Me and my buddy are going to a tournament tomorrow nite to catfish LORD's Willing we will do good and we are gonna fish all day too so LORD's Willing will post some pics this weekend.


----------



## Rick Howard (Feb 25, 2012)

Zebra muscles move most of the big cats out of my river. We still catch some channel cats but my flats heads are gone. Good luck in your tournament! Can't wait to see your photos


----------



## youngdon (Mar 10, 2010)

Good luck in the tourney MC.

Nice cats Stonegod !


----------



## Antlerz22 (Apr 18, 2011)

Meow.....purrfect activity.
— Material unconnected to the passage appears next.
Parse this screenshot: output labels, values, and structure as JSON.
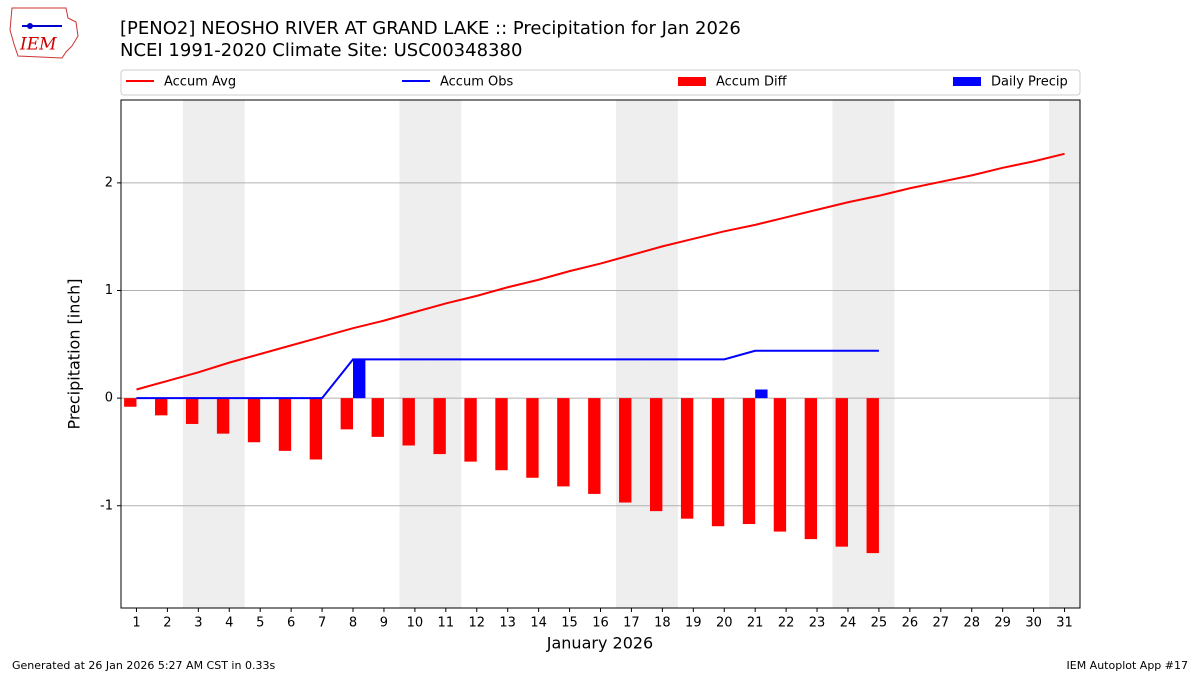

Good luck.


----------



## Mattuk (Oct 16, 2010)

Good luck!

Hey stonegod whats with the gloves you big pussycat!


----------



## Mattuk (Oct 16, 2010)

I've got nothing to worry about trust me.


----------



## MountainCoyotes (Mar 16, 2012)

Thank the Lord I got second at the tournament and ill post pics soon​


----------



## Mattuk (Oct 16, 2010)

Well done on Your second place.


----------



## bones44 (Jan 7, 2011)

Congrats ! I'm still waiting for my club to post our pics so I can share them from the Memorial weekend tourney.


----------



## Rick Howard (Feb 25, 2012)

Congrats! Good Fishin!


----------



## MountainCoyotes (Mar 16, 2012)

Thnak you all ill post pics soon as i can


----------